Geek Love
Katherine Dunn, 1989

the nineteenth book in the visitor recommendation series;
suggested anonymously

I was expecting romance between computer programmers.  Turns out that "geek" here means "circus geek", as in people who bite the heads off chickens.  Specifically, this is about a couple of such performers who decide to get married and have a brood of freaks, exposing the mother to dangerous drugs and radioactive material so that their kids will be conjoined twins and albino hunchbacks and whatnot, and constitute the most successful freak show on the carnival circuit.

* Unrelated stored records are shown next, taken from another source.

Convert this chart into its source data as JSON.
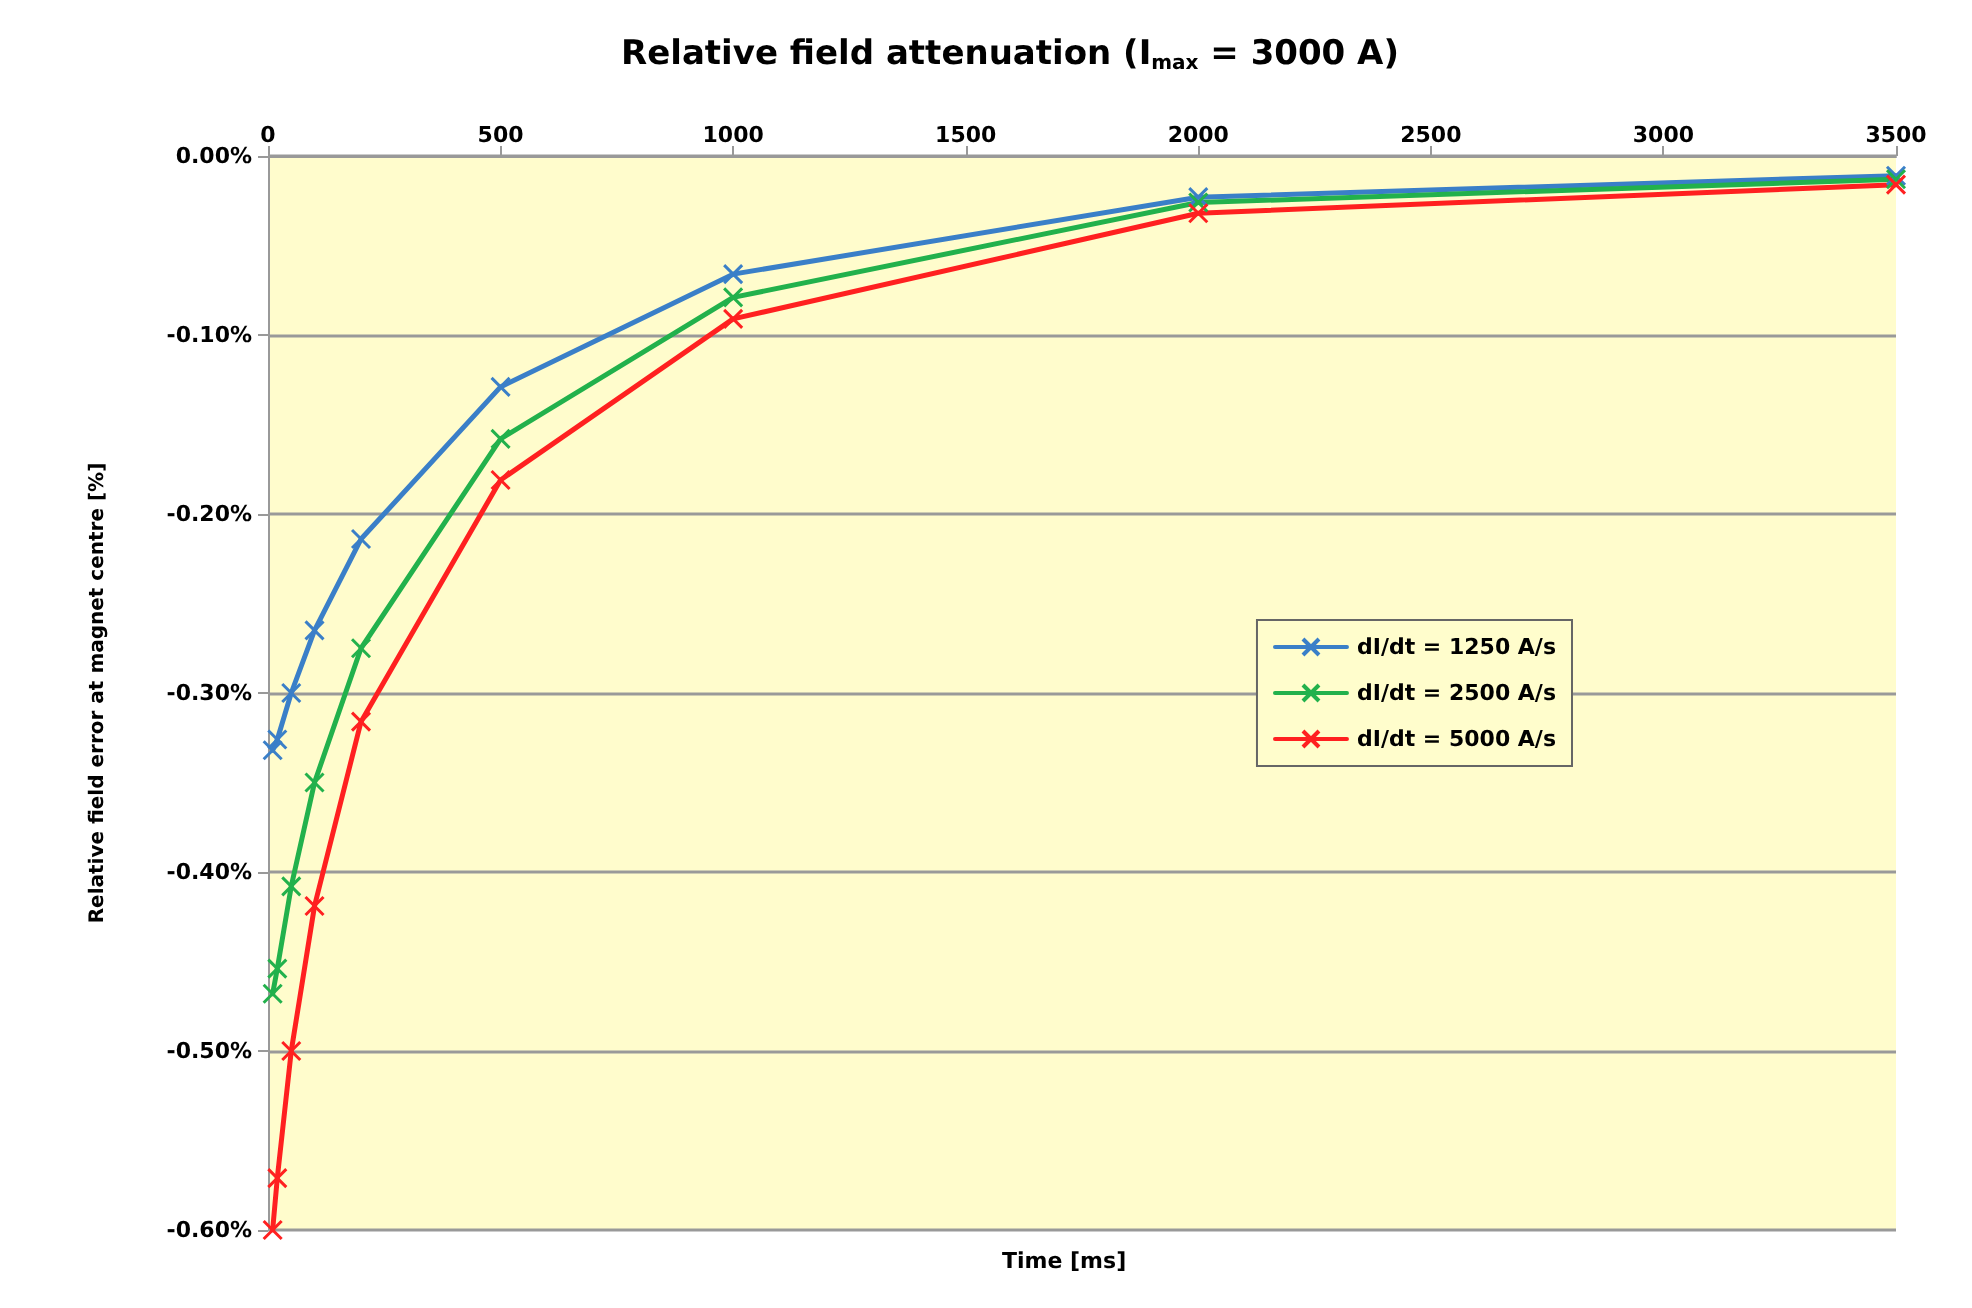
{
  "chart_data": {
    "type": "line",
    "title": "Relative field attenuation (I$_{max}$ = 3000 A)",
    "xlabel": "Time [ms]",
    "ylabel": "Relative field error at magnet centre [%]",
    "x": [
      10,
      20,
      50,
      100,
      200,
      500,
      1000,
      2000,
      3500
    ],
    "series": [
      {
        "name": "dI/dt = 1250 A/s",
        "color": "#3a7fc8",
        "values": [
          -0.332,
          -0.326,
          -0.3,
          -0.265,
          -0.214,
          -0.129,
          -0.066,
          -0.023,
          -0.011
        ]
      },
      {
        "name": "dI/dt = 2500 A/s",
        "color": "#22b14c",
        "values": [
          -0.468,
          -0.454,
          -0.408,
          -0.35,
          -0.275,
          -0.158,
          -0.079,
          -0.026,
          -0.013
        ]
      },
      {
        "name": "dI/dt = 5000 A/s",
        "color": "#ff2020",
        "values": [
          -0.6,
          -0.571,
          -0.5,
          -0.419,
          -0.316,
          -0.181,
          -0.091,
          -0.032,
          -0.016
        ]
      }
    ],
    "xlim": [
      0,
      3500
    ],
    "xticks": [
      0,
      500,
      1000,
      1500,
      2000,
      2500,
      3000,
      3500
    ],
    "ylim": [
      -0.6,
      0
    ],
    "yticks": [
      {
        "value": 0,
        "label": "0.00%"
      },
      {
        "value": -0.1,
        "label": "-0.10%"
      },
      {
        "value": -0.2,
        "label": "-0.20%"
      },
      {
        "value": -0.3,
        "label": "-0.30%"
      },
      {
        "value": -0.4,
        "label": "-0.40%"
      },
      {
        "value": -0.5,
        "label": "-0.50%"
      },
      {
        "value": -0.6,
        "label": "-0.60%"
      }
    ],
    "grid": "y",
    "legend": "right",
    "marker": "cross",
    "line_style": "solid"
  }
}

I audited a class on 19th century pop culture, and it spent a fair amount of time on P.T. Barnum and his "prodigies of physical phenomena", so I was aware of the draw of these sorts of exhibitions for people throughout the decades.  I guess the modern equivalent would be the galleries of gore and grotesquery found on 4chan and Tumblr and the like.  A while back I was talking to an adult woman who was grumbling that on the one hand, Tumblr was a great repository of almost any sort of porn you might like, but on the other, it was pretty much impossible to locate any of it without the pictures of attractive people coupling being interspersed with photos of splattered corpses and horrifying injuries.  To the (mostly teenaged or at least under-25) curators of these pages, it all fell under the heading of "stuff you don't normally get to see", and extraordinarily hideous imagery was as great a thrill as any other kind.

Well, not to me.  I guess I'm pretty squeamish, because I couldn't get through more than a few pages of this — each paragraph was more revolting than the last.  Score: zero.